Lorsqu’il cite Jeanne Favret-Saada – "il n’y a pas de position neutre de la parole" –, et note que l’anthropologue réalise "qu’enquêtant sur la sorcellerie, sans s’inclure dans l’expérience, elle ne pourra déconstruire le rationalisme et le christianisme qui l’ont formée", il éclaire sa propre expérience. La littérature "parle à ce que nous pensons". Et ce que nous pensons a besoin d’être sali pour être lavé. Lavé de nos certitudes, de nos ignorances, de nos typologies, de nos clichés, de nos apriori, de nos connaissances mêmes, de notre culture qui fait partie de notre Histoire et qui est tout sauf neutre.
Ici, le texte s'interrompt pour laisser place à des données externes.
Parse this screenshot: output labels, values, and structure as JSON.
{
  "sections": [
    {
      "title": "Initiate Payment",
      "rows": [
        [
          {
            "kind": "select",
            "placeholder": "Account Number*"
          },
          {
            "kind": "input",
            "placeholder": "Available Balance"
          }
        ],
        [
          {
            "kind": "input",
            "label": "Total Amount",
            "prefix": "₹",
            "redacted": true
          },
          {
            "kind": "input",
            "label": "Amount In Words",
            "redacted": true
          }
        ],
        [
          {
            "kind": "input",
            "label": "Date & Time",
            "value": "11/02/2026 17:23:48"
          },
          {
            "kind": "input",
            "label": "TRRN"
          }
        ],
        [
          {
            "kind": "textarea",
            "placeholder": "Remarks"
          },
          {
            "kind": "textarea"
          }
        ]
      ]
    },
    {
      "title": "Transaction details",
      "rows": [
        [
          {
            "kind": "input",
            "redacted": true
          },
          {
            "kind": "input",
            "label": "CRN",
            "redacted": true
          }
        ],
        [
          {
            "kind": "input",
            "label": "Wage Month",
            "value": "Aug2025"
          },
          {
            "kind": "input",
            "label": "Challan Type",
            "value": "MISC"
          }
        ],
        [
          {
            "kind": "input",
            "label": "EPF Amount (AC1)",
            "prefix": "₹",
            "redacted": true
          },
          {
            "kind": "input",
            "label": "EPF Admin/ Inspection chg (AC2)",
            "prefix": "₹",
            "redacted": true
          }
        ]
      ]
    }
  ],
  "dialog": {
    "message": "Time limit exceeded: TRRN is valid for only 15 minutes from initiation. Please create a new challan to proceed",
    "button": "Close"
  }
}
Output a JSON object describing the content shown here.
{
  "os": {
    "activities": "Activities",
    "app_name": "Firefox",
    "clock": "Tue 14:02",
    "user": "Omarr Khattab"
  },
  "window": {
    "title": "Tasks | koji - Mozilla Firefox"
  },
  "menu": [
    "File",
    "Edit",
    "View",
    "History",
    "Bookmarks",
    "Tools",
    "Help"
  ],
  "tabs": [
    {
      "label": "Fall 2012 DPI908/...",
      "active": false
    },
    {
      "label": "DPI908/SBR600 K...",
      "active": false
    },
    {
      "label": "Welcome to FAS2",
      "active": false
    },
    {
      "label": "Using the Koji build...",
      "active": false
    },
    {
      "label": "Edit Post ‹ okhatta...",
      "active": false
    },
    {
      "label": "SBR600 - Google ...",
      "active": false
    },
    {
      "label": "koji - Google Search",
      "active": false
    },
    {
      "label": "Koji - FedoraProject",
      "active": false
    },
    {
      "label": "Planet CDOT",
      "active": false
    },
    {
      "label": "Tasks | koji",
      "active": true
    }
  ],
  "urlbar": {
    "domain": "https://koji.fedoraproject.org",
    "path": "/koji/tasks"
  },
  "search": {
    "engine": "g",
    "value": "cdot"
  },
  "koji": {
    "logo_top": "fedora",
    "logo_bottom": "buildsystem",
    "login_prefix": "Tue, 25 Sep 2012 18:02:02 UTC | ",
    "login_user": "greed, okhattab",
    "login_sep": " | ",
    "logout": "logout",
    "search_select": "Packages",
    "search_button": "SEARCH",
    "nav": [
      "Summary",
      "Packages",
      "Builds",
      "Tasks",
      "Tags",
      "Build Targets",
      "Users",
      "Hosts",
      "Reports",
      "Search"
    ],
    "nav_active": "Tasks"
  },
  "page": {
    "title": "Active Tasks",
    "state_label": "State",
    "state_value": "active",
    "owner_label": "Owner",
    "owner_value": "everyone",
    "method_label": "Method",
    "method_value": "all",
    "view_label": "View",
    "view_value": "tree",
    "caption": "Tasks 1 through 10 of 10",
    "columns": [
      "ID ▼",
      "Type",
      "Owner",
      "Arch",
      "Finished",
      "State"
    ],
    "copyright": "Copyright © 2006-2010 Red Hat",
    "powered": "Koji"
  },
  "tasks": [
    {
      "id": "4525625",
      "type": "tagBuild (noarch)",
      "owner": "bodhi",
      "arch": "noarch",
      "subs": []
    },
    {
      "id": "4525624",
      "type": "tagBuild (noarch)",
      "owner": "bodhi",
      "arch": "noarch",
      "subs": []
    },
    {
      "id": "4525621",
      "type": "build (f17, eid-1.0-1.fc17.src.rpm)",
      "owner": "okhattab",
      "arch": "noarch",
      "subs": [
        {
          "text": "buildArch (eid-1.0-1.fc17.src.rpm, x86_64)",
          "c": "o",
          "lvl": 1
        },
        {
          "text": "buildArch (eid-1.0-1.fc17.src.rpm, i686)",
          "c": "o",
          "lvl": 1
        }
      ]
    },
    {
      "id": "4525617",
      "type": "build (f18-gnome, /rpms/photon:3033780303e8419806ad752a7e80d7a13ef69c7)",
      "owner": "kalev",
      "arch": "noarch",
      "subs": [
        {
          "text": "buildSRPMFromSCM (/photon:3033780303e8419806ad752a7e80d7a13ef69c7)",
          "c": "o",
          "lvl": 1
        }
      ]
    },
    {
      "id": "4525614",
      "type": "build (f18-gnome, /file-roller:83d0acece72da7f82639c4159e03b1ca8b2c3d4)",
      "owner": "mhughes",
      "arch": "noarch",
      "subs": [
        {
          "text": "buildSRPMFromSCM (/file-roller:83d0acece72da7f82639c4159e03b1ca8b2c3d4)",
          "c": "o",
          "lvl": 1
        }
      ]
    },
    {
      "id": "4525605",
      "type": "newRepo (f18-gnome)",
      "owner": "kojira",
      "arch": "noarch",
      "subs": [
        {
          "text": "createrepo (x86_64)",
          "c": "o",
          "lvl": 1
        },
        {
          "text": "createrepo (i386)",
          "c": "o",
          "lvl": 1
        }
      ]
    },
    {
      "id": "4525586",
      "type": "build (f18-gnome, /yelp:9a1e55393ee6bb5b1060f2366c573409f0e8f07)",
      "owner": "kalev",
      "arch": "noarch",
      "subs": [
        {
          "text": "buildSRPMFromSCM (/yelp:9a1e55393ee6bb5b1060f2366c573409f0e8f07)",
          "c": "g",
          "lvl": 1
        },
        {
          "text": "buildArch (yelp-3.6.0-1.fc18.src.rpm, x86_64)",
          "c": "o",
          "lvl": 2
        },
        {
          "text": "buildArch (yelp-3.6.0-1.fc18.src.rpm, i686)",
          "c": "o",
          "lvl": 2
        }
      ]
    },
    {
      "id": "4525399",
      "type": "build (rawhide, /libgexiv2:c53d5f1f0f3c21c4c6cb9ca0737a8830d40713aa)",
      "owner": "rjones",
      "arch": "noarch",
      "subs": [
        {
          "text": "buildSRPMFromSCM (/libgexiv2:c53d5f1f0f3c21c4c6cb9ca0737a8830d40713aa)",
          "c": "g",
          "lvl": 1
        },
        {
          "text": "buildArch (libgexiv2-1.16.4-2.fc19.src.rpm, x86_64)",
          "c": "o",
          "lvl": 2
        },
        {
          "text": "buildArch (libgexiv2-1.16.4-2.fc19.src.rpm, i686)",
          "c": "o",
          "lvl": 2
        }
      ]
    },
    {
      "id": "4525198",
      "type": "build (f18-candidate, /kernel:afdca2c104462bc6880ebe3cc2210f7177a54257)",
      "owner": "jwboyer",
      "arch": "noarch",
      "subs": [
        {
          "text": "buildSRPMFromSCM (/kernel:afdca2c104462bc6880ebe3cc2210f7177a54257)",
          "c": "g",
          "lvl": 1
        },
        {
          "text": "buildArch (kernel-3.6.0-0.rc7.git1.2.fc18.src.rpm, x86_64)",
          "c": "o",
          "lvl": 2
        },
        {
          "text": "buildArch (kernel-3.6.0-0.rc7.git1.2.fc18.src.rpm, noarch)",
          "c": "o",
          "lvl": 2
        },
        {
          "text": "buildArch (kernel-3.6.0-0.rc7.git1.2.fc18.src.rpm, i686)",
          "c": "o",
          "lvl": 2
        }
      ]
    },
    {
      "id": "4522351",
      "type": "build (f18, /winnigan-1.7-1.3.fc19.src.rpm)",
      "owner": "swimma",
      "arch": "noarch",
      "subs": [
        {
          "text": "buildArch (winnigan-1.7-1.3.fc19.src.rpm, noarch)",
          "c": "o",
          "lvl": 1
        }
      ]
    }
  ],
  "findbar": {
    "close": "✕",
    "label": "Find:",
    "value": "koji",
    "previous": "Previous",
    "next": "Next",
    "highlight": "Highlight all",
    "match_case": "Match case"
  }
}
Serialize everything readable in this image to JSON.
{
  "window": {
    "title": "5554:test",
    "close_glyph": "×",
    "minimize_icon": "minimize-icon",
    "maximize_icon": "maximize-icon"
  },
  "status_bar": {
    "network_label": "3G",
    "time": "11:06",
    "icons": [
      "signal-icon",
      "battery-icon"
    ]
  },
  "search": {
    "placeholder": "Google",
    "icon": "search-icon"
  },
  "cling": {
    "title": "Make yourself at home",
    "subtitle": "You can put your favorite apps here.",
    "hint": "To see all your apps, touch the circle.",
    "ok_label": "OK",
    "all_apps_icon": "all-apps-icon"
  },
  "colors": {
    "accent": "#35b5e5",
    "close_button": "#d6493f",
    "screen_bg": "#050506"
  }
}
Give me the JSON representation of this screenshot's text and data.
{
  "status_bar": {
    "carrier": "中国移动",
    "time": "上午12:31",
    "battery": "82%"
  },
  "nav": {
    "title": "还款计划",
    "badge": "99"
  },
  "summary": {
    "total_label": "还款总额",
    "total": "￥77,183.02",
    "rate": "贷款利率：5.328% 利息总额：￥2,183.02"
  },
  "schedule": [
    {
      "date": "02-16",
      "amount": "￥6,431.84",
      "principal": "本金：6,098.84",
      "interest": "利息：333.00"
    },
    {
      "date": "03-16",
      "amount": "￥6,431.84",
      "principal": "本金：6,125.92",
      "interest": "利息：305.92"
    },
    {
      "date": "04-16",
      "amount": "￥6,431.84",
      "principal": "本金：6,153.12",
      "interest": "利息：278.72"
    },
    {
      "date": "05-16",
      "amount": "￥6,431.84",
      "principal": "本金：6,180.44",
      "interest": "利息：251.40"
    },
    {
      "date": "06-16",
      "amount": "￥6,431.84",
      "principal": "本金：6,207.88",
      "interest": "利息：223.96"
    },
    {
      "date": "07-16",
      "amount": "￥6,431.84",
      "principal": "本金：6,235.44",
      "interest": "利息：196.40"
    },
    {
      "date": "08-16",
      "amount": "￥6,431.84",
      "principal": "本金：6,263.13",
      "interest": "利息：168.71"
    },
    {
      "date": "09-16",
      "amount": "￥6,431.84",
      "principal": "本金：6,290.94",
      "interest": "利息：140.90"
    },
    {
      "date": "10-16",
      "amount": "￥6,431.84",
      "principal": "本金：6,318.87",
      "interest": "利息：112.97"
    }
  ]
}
Sali à ces images et à ces vies salies, abîmées, brutalisées, extorquées.
Alors il faut "ferrailler avec ce que nous pensons", défaire les signes d’occupation de la langue par notre culture importée, se méfier de l’universalisme qui est encore une captation du plus faible par le plus fort – non, l’homme (et la femme sans doute encore moins) ne sont pas les mêmes partout, ni les désirs, ni les besoins, seul le marché assujettit à une vision universaliste et la langue est aussi marchande –, il faut donc veiller "aux agencements formels et intellectuels qui structurent les phrases". Alors, à ce propos, j’ai envie de citer cette merveilleuse phrase de Ruth, qui, mieux que notre franco-français, dit à la fois l’exclusion du sujet (le "Je" qui n’est pas écouté est perdu), et la possibilité d’un commun à réenvisager : "Quand on a vu les mamans arriver, ça m’a fait du bien à tout le monde". Et cette expression faire la vie
Il faut tenir compte, en plus du français, des autres langues parlées par les filles, lingala, kituba, lari. Cette richesse perdue en France (le breton ,l’occitan et d’autres langues locales), mais en train de se refabriquer avec les langues venues d’ailleurs et notamment d’Afrique, cette capacité à passer d’une langue à l’autre, à mixer, à déplacer, à jouer, qui est une forme de liberté.
"L’âge de la première passe" est aussi l’éclatante et délicate démonstration que la langue est intrinsèquement liée au corps, qu’on ne peut pas figurer l’un·e sans l’autre, et que figurer c’est justement rendre visible ce qui ne l’est pas, ce qu’on voudrait qui ne le soit pas. C’est aussi chercher une visibilité qui ne ressortisse pas du spectacle. Car les vies de ces filles ont quelque chose de spectaculaire. D’abord parce qu’elles sortent de nos habitudes, ensuite parce qu’elles sont une exhibition de corps humains-féminins par des hommes qui en sont les metteurs en scène et les maîtres absolus (propriétaires-prédateurs), enfin parce qu’elles dressent devant nos yeux des images inouïes convoquant répulsion et fascination.
Il faut pourtant dégager ce mot à tout prix, le chasser. Si le langage utilise des éléments spectaculaires, l’écrivain se fait complice.
Arno Bertina passe au crible de la dépossession son regard et son outil de travail. C’est troublant et beau. Un écrivain avoue sa peine (son labeur). Met en doute sa capacité à regarder et à comprendre. Perd son équilibre s’il traduit une forme de supériorité. Cherche non pas la justice (qui serait-il pour faire justice, et de quoi, et comment ?), mais la justesse. Évidemment Jean-Luc Godard me revient en tête, "ce n’est pas une image juste, c’est juste une image".
Il me semble qu’Arno Bertina s’emploie à ce travail : parvenir à montrer juste une image. Ne pas en rajouter. Peut-être d’ailleurs, est-ce ouvrir la voie d’une image juste. En tout cas, ce livre est la manifestation que c’est le travail de la langue qui fait la littérature, fiction ou non-fiction.

Arno Bertina, L’âge de la première passe, Éditions Verticales.